Bu kapsamda tedarik ettiğimiz sistemin kontrol ve hazırlıklarına planlandığı şekilde devam ediyoruz. Türkiye F-35 programının sadece bir müşterisi değil, aynı zamanda ortağıdır. F-35 teknolojisinin güvenliği, ABD için olduğu kadar Türkiye için de önemli. ABD hükümetinin F-35 programına ilişkin raporu gösterdi ki Türkiye’nin programdan uzaklaştırılması, F-35 uçağının kritik parçalarının üretim takvimi ve maliyetin düşürülmesine ilişkin riskler doğurdu. ABD’nin teknik anlamda S-400 ve F-35’lerin uyumluluğu konusundaki herhangi bir kaygısını ele almaya hazırız. Bu kapsamda ortak çalışma grubu teklifimiz halen masadadır. Bu husus resmi olarak ABD’lilere, NATO’ya iletilmiş bulunmaktadır.”

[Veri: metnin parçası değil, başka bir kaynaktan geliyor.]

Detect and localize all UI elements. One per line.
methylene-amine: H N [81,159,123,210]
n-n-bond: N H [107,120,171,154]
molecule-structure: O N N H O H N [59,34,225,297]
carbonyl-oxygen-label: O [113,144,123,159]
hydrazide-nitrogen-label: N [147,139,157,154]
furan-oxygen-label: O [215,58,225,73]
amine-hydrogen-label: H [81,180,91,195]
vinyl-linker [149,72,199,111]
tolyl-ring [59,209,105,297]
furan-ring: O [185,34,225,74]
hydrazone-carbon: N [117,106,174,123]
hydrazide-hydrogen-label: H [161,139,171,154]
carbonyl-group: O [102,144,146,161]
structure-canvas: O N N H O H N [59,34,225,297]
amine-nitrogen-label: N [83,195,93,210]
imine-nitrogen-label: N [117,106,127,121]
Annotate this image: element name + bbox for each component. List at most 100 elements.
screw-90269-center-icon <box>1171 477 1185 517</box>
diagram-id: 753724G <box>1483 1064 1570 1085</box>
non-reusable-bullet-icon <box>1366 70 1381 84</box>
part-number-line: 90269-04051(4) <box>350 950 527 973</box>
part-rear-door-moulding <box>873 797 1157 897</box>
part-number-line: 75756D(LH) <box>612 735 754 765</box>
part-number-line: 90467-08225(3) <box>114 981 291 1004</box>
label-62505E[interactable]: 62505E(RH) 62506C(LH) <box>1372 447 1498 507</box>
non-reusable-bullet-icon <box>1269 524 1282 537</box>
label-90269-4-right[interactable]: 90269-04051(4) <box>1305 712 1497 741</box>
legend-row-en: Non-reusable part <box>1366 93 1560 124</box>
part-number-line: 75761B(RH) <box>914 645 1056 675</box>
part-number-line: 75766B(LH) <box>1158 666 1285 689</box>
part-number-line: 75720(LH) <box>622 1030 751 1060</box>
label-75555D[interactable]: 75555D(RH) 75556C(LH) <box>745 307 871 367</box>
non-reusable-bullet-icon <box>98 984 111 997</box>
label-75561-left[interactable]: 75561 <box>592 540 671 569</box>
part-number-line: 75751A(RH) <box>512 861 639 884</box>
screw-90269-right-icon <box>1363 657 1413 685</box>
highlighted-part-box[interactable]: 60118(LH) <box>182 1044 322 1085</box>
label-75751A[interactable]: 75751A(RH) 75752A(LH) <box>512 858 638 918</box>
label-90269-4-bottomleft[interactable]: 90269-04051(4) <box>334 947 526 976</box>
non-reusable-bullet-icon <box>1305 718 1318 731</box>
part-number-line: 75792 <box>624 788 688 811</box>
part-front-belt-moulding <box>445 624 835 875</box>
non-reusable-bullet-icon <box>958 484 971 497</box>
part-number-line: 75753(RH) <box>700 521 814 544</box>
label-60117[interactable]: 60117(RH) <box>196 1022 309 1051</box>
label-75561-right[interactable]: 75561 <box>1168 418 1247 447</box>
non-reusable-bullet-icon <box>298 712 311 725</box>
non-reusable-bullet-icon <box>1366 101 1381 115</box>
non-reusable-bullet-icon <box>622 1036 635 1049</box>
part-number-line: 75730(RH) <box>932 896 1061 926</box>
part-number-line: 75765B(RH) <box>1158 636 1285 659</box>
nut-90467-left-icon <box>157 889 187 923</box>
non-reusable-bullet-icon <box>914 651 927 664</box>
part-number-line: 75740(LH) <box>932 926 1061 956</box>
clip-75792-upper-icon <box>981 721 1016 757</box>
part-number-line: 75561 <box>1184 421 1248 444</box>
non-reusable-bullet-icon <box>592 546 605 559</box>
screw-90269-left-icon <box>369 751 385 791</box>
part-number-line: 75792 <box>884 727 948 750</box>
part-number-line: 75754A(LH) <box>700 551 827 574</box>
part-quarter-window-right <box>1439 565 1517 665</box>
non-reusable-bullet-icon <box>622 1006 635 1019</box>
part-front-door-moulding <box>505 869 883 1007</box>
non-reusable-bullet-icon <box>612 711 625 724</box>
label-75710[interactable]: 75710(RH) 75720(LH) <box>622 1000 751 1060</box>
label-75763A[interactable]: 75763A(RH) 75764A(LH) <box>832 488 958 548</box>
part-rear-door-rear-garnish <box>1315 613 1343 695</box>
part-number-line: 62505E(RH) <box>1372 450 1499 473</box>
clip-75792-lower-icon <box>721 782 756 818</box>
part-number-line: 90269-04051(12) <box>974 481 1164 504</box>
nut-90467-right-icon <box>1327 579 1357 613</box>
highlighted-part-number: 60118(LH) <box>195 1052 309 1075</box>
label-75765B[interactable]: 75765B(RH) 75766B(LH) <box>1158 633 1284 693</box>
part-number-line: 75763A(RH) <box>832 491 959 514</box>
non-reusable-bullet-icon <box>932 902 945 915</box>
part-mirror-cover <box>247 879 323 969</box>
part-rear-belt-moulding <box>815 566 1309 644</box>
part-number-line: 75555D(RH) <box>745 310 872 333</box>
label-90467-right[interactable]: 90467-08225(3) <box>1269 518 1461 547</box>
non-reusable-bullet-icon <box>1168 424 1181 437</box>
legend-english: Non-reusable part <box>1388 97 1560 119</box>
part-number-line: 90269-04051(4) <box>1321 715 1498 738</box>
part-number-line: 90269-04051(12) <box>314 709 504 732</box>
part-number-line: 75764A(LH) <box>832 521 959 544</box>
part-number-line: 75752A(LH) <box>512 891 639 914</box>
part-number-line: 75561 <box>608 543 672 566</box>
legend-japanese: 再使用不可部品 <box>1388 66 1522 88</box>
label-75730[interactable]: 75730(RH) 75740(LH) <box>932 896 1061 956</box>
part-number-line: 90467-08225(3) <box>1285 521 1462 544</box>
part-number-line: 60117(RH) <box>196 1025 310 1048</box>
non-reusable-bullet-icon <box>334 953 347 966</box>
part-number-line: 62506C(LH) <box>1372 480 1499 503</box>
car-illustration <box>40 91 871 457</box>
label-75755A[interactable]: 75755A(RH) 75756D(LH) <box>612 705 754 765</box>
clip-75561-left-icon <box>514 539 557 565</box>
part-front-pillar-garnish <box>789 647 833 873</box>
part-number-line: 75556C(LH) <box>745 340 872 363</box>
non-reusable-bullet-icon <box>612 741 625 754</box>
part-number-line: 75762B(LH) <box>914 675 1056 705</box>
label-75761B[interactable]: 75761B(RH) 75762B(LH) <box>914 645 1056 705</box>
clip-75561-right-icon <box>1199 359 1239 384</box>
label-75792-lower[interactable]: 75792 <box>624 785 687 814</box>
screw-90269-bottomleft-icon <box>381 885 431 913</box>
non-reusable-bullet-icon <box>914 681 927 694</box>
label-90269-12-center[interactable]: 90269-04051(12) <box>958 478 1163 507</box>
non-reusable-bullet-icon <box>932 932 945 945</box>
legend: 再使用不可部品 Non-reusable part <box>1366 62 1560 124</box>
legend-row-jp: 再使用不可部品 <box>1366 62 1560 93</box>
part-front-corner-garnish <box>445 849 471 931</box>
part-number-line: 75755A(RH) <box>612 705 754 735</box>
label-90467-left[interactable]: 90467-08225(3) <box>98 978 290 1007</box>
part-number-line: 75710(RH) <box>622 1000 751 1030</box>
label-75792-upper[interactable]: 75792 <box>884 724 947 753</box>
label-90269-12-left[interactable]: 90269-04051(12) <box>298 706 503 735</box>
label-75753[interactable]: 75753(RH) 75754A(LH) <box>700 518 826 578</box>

‘2020’DE 41 BİN KİŞİ BEDELLİ ASKERLİĞE MÜRACAAT ETTİ’
Bakan Akar, 2020’de bedelli askerlikten yararlanmak için 41 bin, dövizle askerlik hizmeti uygulamasından yararlanmak için ise 2 binden fazla kişinin müracaat ettiğini belirterek “Yeni Askerlik Kanunu ile ilk kez ihdas edilen yedek astsubaylık statüsüne vatandaşlar yoğun ilgi gösterdi. Bugüne kadar yedek astsubay statüsünde 29 bin vatandaş silah altına alındı. Bakanlığımız ve devletimizin tüm kurumları bu bilinçle hareket etmekte, şehitlerimizin değerli aileleri ve gazilerimize sağlanan hakların sürekli geliştirilmesi için azami gayreti göstermektedir. Bu çerçevede faaliyetlerimizi başta Aile, Çalışma ve Sosyal Hizmetler Bakanlığı olmak üzere ilgili bakanlıklarla koordineli olarak yürütmekteyiz” diye konuştu.